Fareshare CEO Lindsay Boswell says: “From a mission perspective it made sense for us to find a way to connect charities with supermarkets so they could get more food, and from a strategic perspective we knew that if we could help Tesco with its problem, it would send more of its suppliers to us when they have surpluses.”

Boswell said the charity recognised that its traditional model of redistributing food via warehouses wouldn’t work, because the food available from stores comprised comparatively small quantities of very short-dated products. “We realised we needed to cut out the old-fashioned FareShare system altogether and connect a local charity with a local Tesco store, and redistribute the food that way.”

Having conceived the model and persuaded Tesco to fund it, FareShare then set about finding the best technological solution, and evaluated systems from a number of countries. It finally settled on an app created by a Dublin-based tech start-up called FoodCloud.

“Rather than changing our own skillset and developing a whole new area that wasn’t our core competency, we partnered,” says Boswell.

Once the technology was in place, the next step was getting people to use it. “We put a huge amount of energy and effort into building relationships so that everyone would use the technology – not just the charities but the 320,000 people employed by Tesco.”

The FareShare FoodCloud app is loaded onto hand-held devices carried by staff in participating stores.

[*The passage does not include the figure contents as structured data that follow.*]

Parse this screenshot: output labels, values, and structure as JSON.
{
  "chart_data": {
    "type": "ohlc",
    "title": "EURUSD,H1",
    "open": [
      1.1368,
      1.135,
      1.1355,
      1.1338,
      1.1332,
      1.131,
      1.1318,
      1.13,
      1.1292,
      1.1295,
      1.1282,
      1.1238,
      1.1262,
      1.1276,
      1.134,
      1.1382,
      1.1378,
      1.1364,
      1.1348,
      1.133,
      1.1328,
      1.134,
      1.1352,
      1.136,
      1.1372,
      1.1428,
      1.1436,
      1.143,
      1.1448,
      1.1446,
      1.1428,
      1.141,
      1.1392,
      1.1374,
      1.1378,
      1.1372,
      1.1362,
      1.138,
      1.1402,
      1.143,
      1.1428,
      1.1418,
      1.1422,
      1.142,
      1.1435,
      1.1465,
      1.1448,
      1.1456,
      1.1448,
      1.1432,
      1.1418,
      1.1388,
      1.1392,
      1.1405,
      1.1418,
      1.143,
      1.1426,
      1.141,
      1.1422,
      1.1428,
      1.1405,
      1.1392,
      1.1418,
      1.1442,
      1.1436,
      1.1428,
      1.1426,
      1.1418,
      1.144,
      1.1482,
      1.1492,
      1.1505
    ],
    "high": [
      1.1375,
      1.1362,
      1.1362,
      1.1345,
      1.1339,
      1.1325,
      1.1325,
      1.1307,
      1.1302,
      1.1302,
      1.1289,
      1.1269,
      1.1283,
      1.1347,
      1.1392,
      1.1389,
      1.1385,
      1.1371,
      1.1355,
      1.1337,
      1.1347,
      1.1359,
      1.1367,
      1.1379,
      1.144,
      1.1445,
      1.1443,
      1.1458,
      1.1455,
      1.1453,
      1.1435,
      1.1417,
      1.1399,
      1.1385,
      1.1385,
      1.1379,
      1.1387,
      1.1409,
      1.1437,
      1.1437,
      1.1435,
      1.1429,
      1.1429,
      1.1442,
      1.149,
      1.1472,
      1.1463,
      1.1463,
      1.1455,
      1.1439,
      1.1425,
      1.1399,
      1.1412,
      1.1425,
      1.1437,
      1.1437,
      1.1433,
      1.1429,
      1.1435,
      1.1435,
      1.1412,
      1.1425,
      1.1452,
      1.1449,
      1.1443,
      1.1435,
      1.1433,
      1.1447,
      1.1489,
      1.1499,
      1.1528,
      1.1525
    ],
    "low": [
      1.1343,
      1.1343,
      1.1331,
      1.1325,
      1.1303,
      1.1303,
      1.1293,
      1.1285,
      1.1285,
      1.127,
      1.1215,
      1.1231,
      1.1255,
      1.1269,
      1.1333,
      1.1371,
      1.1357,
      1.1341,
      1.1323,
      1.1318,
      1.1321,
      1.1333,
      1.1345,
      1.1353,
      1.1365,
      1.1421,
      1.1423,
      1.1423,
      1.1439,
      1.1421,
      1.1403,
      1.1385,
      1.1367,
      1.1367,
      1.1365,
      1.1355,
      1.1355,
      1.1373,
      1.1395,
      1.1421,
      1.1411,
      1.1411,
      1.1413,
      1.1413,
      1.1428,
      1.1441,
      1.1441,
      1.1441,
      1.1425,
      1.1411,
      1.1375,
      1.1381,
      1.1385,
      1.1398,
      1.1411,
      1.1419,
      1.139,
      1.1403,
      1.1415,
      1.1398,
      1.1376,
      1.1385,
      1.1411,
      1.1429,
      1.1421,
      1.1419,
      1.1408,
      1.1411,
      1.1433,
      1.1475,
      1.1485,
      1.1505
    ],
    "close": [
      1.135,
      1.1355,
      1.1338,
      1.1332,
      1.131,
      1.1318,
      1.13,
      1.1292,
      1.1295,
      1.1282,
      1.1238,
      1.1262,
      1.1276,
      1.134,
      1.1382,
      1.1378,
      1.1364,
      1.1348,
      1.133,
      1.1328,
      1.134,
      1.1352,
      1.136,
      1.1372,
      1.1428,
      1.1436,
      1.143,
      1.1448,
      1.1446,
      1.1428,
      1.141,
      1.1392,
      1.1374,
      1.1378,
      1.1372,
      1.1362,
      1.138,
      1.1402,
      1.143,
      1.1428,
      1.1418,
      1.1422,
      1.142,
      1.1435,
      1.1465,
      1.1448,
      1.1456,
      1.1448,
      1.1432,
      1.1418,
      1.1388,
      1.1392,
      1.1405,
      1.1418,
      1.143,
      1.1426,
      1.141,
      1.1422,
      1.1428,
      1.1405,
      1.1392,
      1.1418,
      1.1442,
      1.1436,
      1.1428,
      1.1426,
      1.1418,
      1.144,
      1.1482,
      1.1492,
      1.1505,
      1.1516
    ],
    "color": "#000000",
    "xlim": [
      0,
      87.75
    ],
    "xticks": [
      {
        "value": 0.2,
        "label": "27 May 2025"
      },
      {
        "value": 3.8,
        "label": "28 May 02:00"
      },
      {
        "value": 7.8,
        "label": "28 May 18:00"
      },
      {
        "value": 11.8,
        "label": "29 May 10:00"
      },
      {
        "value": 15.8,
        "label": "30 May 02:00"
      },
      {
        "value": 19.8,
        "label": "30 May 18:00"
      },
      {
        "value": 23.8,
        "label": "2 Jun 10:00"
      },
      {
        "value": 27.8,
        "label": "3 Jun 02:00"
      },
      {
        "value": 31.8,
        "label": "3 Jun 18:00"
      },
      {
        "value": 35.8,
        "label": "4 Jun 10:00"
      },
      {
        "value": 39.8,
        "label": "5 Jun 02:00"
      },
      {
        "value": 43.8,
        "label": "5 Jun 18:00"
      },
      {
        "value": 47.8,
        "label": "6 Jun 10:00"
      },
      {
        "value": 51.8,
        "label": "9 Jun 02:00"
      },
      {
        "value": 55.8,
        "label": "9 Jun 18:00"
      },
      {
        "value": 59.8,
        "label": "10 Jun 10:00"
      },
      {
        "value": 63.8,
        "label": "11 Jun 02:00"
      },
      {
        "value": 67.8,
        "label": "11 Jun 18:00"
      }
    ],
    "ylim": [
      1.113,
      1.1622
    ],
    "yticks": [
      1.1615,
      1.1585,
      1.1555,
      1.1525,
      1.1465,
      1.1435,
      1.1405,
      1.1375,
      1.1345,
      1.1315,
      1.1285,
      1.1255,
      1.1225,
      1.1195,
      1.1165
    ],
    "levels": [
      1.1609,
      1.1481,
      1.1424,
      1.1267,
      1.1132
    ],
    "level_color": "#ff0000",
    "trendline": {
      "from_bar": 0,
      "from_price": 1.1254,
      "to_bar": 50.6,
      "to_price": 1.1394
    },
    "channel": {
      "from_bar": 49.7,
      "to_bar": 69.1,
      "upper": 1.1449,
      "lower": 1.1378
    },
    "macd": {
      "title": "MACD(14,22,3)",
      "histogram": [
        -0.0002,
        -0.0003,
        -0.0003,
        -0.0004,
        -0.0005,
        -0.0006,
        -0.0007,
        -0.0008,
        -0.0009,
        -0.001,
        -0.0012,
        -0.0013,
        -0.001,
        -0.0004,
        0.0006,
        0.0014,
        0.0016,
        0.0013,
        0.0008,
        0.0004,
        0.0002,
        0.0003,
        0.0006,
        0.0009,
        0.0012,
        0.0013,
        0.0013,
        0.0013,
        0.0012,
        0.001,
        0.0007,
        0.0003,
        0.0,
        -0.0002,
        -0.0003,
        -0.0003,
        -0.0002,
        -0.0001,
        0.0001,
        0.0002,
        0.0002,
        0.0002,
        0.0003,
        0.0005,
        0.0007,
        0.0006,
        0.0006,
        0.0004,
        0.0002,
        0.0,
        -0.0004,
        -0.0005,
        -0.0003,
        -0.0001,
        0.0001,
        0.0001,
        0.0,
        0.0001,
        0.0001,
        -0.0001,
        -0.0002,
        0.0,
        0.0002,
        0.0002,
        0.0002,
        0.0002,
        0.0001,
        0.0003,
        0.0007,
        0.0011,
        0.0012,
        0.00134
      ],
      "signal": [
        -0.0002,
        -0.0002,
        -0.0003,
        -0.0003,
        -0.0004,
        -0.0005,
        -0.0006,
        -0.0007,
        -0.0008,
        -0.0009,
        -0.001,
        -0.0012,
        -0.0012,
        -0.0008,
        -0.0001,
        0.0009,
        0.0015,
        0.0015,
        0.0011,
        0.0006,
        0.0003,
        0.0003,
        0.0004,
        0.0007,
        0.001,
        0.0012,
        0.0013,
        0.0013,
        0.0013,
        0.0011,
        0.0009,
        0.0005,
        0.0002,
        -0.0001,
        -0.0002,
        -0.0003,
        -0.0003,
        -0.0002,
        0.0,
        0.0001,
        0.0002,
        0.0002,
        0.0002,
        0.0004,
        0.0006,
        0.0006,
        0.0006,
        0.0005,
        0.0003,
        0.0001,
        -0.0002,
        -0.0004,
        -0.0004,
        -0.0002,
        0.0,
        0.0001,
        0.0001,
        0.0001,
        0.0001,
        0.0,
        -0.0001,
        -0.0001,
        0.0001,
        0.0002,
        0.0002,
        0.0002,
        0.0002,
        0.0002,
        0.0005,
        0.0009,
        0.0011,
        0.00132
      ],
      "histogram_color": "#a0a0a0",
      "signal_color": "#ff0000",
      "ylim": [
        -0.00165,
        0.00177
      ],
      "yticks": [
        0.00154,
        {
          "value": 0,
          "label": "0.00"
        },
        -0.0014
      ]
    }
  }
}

Food which is approaching the end of its shelf-life is either discounted to clear or scanned into the device to be donated to charity. At the end of the day, a local FareShare FoodCloud member charity receives a text telling them about the available food. The charity sends a return text to confirm and then collects the food that evening and turns it into meals for people in need.

“The technology allows us to feed back to Tesco about how much food has been collected, what types of food and by which types of charity,” says Boswell. “We can measure impact in a really efficient and effective way. This is an important part of the sustainability of the project.”

The multi-million-pound project launched in stores in January 2016. One year later, 830 larger Tesco stores are using the FoodCloud app and have already donated enough food for over five million meals. By the end of 2017, all the smaller Tesco Express shops should be on board too – over 3,000 branches in total. And in January Waitrose signed up.

Risks were mitigated by several months of detailed trials, and the security of having Tesco as partner. If for any reason the project had to be terminated, the cost of releasing the 70 new staff that were taken on to run it has been calculated and ringfenced, so it wouldn’t impact on the core FareShare business. “We did quite a lot of financial modelling with the board and had lots of discussions around the risks of doing it and the risks of not doing it.”

Boswell adds that many of the local charities who have joined the FareShare FoodCloud project – for free – have also learned that bigger quantities of excess food can be obtained from the core FareShare service for an annual fee, so it has served as an effective marketing tool for FareShare’s core business.

“Our core business is growing by 40 per cent a year too. Our number of charity customers in the last year has more than doubled,” he said.